Just playing through the campaign gives you plenty of opportunities to test out new abilities, mercenaries and items, and the epilogue quest Deeds of a Champion rather naturally rolls you into the proper end-game content. Here, a story character introduces each of the various dungeons as ways to protect the city and beat back the forces of evil. There’s a truly dizzying array of options here, each with their own currency and/or progression system, and that’s on top of the usual side quests, cellars and ability dungeons that you’ll find while roaming across the map.
I enjoyed trying each of these, especially the Kurast Undercity dungeons that push you to try to complete them while on a strict time limit. There’s even a new co-op Dark Citadel mode, which reminds me of a MMO-style raid, for two to four players. Thankfully, there’s a new party finder feature that makes it relatively straightforward to explore the dungeon’s three wings even if you don’t have a willing friend online at the time. The gameplay here includes more puzzles than your typical dungeon, and is one of the better ways to get good loot – though it requires you reach the torment difficulty levels.
In general, I found that it’s worth pushing up your difficulty aggressively, as you find better loot and earn more XP and gold once you go beyond normal to hard (the highest difficulty you can start with), expert (accessible after finishing the campaign’s prologue) and penitent (accessible after finishing the original campaign). The game is also just more fun – at least for me – with the genuine fear that I might die if I encounter a particularly tough enemy or get lazy when slinging my spells.
Unlike the original game, I never found myself dying in what I perceived to be an “unfair” way – there are still matyrdom-from-Call-of-Duty-style explosions, blobs of fire or poision that can wipe out your health in an instant, but they’re well telegraphed and are only a real issue in extremely confined spaces. I did find some small bugs here and there – a few elite enemies with the name “!! MISSING RARE NAME” and a few side quests that couldn’t be completed because the relevant NPCs didn’t turn up – but this is still the most polished that Diablo 4 has feeled since I started playing.
That extends to the graphics too, which are still stunning in 2024. This is a game that really benefits from playing on a great monitor or TV – ideally an OLED for its contrast and HDR presentation – but it scales well too, with the game still running fine on a PC handheld or an older laptop.
With so many options to explore and the promise of ever more powerful and unique gear to discover, it’s hard for me to imagine that I’ll be bored of Vessel of Hatred’s post-game any time soon.

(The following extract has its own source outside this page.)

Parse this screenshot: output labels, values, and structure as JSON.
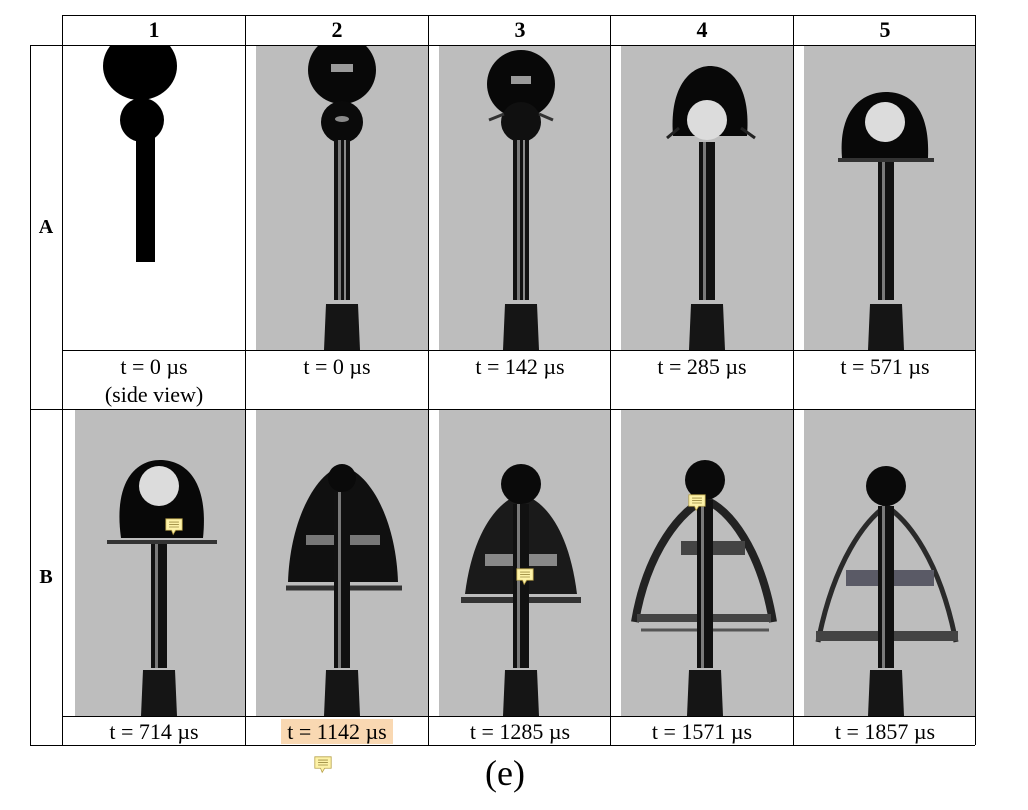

Of course, there’s always the option to totally respec your character or begin a new one of a different class if you want to really change up how the game plays.
For me, I’ll be quite happy with my lightning-powered cartwheeling spiritborn adventurer for the foreseeable future. I don’t know if there’s enough here to keep me fully engaged until the next expansion rolls around in a year or two, but Vessel of Hatred has sunk its claws into me in a way that the base game never did.
A copy of Diablo 4: Vessel of Hatred Ultimate Edition was provided for review by Activision Blizzard.